Among her responsibilities as CMO, Mozaffarian is responsible for thinking through which diseases make sense to pursue for the TYK2 inhibitor as well as which patient populations Atomwise should consider for the drug. The drug could potentially be used to treat conditions such as inflammatory bowel disease, systemic lupus erythematosus, psoriasis, and psoriatic arthritis. She will also support efforts to build on the company’s understanding of the drug based on information about its structure and other preclinical data in ways that improve its performance in patients. She will also be responsible for getting the drug into clinical trials and managing the logistics of the process including working with regulatory bodies and liaising with clinicians to enroll patients at various trial sites.
It’s a lot for a small company like Atomwise to take on. Large pharma companies typically have large teams of people dedicated to developing new small molecule drugs and much of the infrastructure for moving viable candidates through the clinical development process is already in place. Having worked for small startups as well as large pharma companies, Mozaffarian has the requisite experience to help build out the team and resources that Atomwise needs to move its candidates through clinical development, something she is looking forward to doing.
“Obviously there are a lot of very talented people here and we are going to add to them in a thoughtful manner,” she said. Atomwise has numerous connections within industry and academia so finding the right talent won’t be difficult. The company is also based in a biotech hotspot on the west coast which has a large pool of people with the kinds of skills and expertise that Atomwise might need.
Mozaffarian is also looking forward to working on other candidates in the Atomwise pipeline. In the next few years, In addition to inflammatory disease, the company is also focused on targets in oncology and immunology. “It’s one thing to say on paper that we can design things differently and they have novel structures and behave differently in preclinical studies. Ultimately, we have to demonstrate what that means for the patient down the line,” she said.

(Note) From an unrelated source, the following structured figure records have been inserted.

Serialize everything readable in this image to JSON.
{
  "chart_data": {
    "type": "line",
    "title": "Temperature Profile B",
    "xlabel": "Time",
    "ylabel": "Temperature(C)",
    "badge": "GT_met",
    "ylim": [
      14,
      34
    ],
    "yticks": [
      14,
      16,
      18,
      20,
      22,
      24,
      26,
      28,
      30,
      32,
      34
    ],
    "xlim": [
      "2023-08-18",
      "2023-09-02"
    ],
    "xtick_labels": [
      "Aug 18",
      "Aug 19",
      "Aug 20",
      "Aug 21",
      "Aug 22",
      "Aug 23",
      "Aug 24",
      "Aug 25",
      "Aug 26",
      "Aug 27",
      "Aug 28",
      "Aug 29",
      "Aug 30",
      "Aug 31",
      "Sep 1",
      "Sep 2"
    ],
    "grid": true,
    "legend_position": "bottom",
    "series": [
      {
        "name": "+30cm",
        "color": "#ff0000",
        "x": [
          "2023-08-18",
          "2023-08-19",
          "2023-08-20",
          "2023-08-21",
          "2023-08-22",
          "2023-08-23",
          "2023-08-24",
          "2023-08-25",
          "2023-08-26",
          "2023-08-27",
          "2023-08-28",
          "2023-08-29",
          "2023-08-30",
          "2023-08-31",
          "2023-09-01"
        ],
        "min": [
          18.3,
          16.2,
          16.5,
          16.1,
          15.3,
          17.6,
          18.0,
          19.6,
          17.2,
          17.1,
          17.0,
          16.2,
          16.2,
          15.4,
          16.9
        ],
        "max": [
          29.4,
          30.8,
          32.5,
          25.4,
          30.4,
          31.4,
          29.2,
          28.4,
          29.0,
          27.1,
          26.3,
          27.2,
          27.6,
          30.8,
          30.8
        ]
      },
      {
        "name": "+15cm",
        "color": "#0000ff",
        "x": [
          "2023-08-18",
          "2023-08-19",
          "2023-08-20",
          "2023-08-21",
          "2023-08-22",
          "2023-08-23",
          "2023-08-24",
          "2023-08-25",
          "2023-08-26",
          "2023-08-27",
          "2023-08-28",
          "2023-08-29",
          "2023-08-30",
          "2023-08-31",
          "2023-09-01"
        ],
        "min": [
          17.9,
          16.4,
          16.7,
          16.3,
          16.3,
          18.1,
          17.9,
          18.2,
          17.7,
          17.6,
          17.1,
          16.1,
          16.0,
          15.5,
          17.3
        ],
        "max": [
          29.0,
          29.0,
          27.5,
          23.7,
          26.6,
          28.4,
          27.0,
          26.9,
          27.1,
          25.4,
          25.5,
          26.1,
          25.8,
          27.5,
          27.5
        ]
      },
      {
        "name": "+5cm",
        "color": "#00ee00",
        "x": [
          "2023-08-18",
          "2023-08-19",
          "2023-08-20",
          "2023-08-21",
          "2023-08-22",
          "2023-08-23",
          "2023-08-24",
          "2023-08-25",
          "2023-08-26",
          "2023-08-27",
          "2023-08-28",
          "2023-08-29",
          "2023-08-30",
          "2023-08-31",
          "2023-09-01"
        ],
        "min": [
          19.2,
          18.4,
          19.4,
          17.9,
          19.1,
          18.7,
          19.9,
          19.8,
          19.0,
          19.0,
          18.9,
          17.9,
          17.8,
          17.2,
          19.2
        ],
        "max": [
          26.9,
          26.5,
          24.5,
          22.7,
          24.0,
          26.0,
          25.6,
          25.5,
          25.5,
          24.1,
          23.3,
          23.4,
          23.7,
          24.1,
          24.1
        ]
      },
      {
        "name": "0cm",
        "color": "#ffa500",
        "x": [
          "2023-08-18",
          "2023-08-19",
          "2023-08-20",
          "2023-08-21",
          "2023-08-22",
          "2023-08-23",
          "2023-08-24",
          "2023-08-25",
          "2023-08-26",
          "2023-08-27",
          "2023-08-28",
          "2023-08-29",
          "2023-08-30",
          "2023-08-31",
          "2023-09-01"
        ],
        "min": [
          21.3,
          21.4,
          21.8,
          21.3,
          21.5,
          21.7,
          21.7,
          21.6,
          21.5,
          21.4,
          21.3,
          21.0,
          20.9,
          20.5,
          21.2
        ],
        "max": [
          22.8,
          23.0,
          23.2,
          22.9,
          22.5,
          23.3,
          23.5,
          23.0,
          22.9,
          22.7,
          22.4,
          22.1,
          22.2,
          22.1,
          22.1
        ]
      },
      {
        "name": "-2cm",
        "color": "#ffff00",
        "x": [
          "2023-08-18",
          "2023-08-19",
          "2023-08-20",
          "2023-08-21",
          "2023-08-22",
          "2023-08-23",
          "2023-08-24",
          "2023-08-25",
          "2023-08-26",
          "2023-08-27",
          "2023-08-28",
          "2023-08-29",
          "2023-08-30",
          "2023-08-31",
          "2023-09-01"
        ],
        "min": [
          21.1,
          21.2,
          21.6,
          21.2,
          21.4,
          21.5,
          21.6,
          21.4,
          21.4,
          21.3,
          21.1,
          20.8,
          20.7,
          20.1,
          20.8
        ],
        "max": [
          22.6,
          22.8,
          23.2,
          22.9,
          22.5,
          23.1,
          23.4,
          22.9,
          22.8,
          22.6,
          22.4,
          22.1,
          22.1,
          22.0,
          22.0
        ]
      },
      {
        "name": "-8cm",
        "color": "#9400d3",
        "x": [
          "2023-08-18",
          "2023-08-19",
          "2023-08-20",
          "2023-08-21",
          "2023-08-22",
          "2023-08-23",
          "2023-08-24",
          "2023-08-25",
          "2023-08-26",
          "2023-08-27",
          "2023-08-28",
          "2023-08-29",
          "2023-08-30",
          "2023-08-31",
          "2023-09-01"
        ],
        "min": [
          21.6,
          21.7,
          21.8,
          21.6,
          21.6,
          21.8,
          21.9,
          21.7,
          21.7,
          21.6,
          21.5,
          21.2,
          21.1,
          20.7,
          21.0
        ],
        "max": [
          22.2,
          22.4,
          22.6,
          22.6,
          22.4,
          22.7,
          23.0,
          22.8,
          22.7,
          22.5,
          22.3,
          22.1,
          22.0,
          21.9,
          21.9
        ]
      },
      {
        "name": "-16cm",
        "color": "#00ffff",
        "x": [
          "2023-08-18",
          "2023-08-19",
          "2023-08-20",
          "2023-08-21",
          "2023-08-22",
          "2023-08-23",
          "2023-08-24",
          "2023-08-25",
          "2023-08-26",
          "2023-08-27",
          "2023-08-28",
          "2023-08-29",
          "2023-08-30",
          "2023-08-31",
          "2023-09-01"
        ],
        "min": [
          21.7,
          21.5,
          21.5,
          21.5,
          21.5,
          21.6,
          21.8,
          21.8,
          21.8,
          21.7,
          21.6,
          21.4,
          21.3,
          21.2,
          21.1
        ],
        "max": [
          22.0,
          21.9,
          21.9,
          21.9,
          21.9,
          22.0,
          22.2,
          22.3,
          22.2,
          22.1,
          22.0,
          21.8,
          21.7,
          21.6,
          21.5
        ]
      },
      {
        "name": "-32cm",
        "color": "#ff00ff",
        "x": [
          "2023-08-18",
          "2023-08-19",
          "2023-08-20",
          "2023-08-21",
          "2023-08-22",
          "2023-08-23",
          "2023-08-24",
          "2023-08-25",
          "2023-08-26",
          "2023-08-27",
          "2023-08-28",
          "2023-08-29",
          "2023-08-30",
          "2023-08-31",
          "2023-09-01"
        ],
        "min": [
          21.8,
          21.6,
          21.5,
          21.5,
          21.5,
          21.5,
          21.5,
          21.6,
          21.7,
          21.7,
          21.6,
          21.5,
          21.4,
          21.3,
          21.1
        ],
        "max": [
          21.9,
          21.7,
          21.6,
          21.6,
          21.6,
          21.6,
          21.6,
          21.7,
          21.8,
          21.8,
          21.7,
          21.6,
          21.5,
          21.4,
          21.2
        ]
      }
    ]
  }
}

And Atomwise will have its work cut out for it as there are a number of competitors for the TYK2 inhibitor already available on the market. That is perhaps the biggest challenge, according to Mozaffarian. “We are not setting out to make a me-too version of an existing therapy. So figuring out, based on the data we have and are in the process of obtaining preclinically, what that means for where we can go [is] going to be the challenge.”